Daily Archives: April 20, 2017

Leaving the world behind #4 – A visit from George Clooney! 

In the summer of 2016 I spent 6 weeks in a care facility following surgery on a multiple leg fracture. Six long weeks. Six weeks when I wondered what ever would become of me, six long weeks when I had time to contemplate what might lie ahead should I need care that could not be given by my family. Here I observed daily life in a rural nursing home/ care facility populated by elderly who were cared for by enthusiastic young girls and men, and by mostly Phillipino and immigrant nurses. This series of posts are my thoughts on those surreal weeks.

A visit from George Clooney! 

Being wheeled off to a ward after surgery was such a relief! Deliciously painfree after 6 days of severe discomfort, the heavily plastered limb totally numb and an array of metalwork now holding it all together, I was on cloud nine! Total immobility was required for a number of days to be followed by some weeks of non weight bearing as any pressure could ‘bend the metal’ or something like that.

Soon after arriving on the new ward, nature called.

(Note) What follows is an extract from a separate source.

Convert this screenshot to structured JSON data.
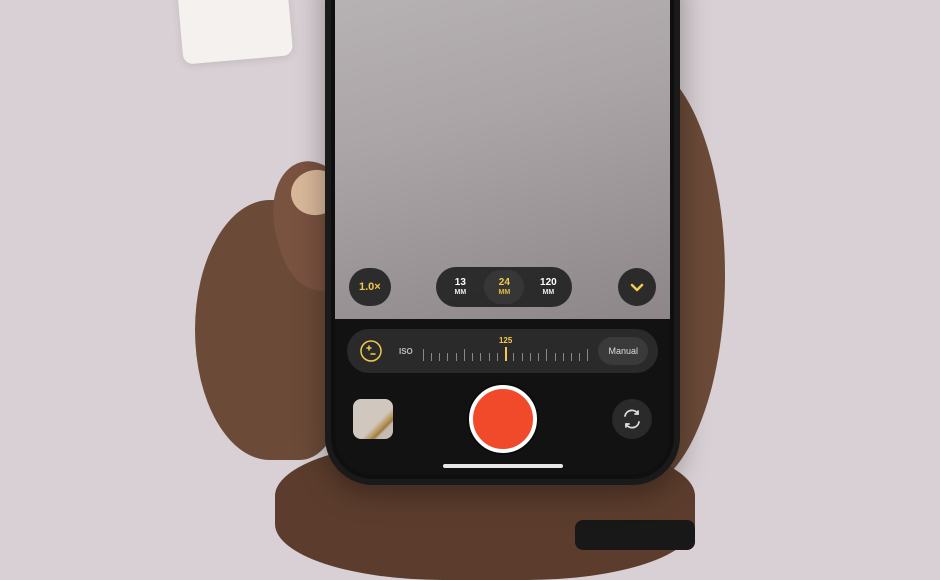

The red call-button that hung over the bed was duly pressed. An assistant arrived and the request was lodged. Routine stuff in a hospital ward takes a while, so I settled back on my comfortable pillows. Still pleasantly woozy and in a carefree floating hazy drug and anaesthesia induced sort of a stupor, I waited for my Florence Nightingale to return with the appropriate solution to my dilemma.

I  recall lamenting the passing  of the nurse in her starched cap and apron and the colour coded uniforms that distinguished between ward assistants, ancillary nurses, staff nurses and ward sisters. It’s always good to know who you are dealing with. Nowadays they are all in navy pants and tops and lord alone knows who we are speaking to. Its all very confusing. I harbour very real and deep seated fears that anyone, even the tea lady or a porter, might enquire about bowels, and that I may divulge the most personal information to an inappropriate person. What is one to do?

Modern hospital nurses, mixed genders, mixed uniforms!

About five minutes after my call for assistance there was something of a muted buzz of admiration on the all-female ward. From my vantage point furthest from the door, and through my druggy blur, I saw a very-handsome-all-smiling George Clooney lookalike cruise in. Gosh! WHO is HE visiting!  He glided down the ward and I realised that the very attractive lady in the bed opposite was going to be the lucky one…in all probability this is one of her handsome sons. I hoped that my hair, unwashed for a whole week, was not too bedraggled! I adjusted my blue paper hospital gown with the back opening that refused to stay closed and prayed (possibly aloud) that there would not be a bed pan or commode delivered to my cubicle in the presence of such a vision as ‘George’ who was approaching! After all, a girl is never too old to want to impress!

Within seconds ‘George’ with his beautiful smile was standing by my bedside. MY bedside!  MY BEDSIDE! Almost delirious,  I glanced at the envious faces in the other beds. Wishing  to impress, I tried, but failed  to recall the names of his films from deep within my drugged and anaesthetised brain. My blood pressure soared  and I swear my heart stopped! He swished the curtains around my bed, so that it was only me and him! Alone. In a cubicle. I surely have died and gone to heaven!

‘Come here to me now, girl’ says he in a thick County Cork accent, while he pulled back the sheet and revealed a glinting bed pan from somewhere behind his back.  ‘Roll over dere now, girl’ says he, forcing the cold steel into bed beside me. ‘You’re not George Clooney at all’ I muttered, totally mortified. ‘George Clooney?’ Not at all girl! I’m O’Sullivan from Ballydehob. Where are you from yourself?  Let me know when you are ready der, girl, will ya, just press da button’. He swept away as quickly as he came, leaving me scarlet faced,  bewildered and mortified. A spilt second later as I struggled to recover myself, he parted the curtain and asked in the loudest voice I have ever heard : ‘And did da bowels open today, love? If not,would ya like some prune juice? ‘

I hoped the ground would open up and swallow me!